A foreign TLLI is built by an MS which has a valid P-TMSI as follows:
bit 31 is set to 1 and bit 30 is set to 0; and
bits 29 down to 0 are set equal to bits 29 to 0 of the P-TMSI.
A random TLLI is built by an MS as follows:
bit 31 is set to 0;
bits 30 down to 27 are set to 1; and
bits 0 to 26 are chosen randomly.
An auxiliary TLLI is built by the SGSN as follows:
bit 31 is set to 0;
bits 30 down to 28 are set to 1;
bit 27 is set to 0; and
bits 0 to 26 can be assigned independently.
Other types of TLLI may be introduced in the future.
Part of the TLLI codespace is re-used in GERAN to allow for the inclusion of the GERAN Radio Network Temporary Identifier in RLC/MAC messages. The G-RNTI is defined in TS 44.118.

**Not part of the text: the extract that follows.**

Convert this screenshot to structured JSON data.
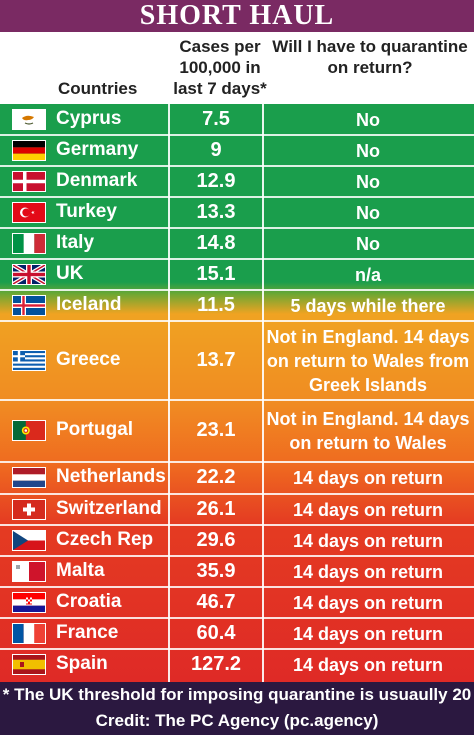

The structure of the TLLI is summarised in Table 1.
'T', 'R', 'A' and 'X' indicate bits which can take any value for the type of TLLI. More precisely, 'T' indicates bits derived from a P-TMSI, 'R' indicates bits chosen randomly, 'A' indicates bits chosen by the SGSN, 'G' indicates bits derived from the assigned G-RNTI and 'X' indicates bits in reserved ranges.
The P-TMSI Signature consists of 3 octets and may be allocated by the SGSN.
The network shall not allocate a P-TMSI Signature with all 24 bits equal to 1 (this is because the P-TMSI Signature must be stored in the SIM, and the SIM uses 3 octets with all bits equal to 1 to indicate that no valid P-TMSI signature is available.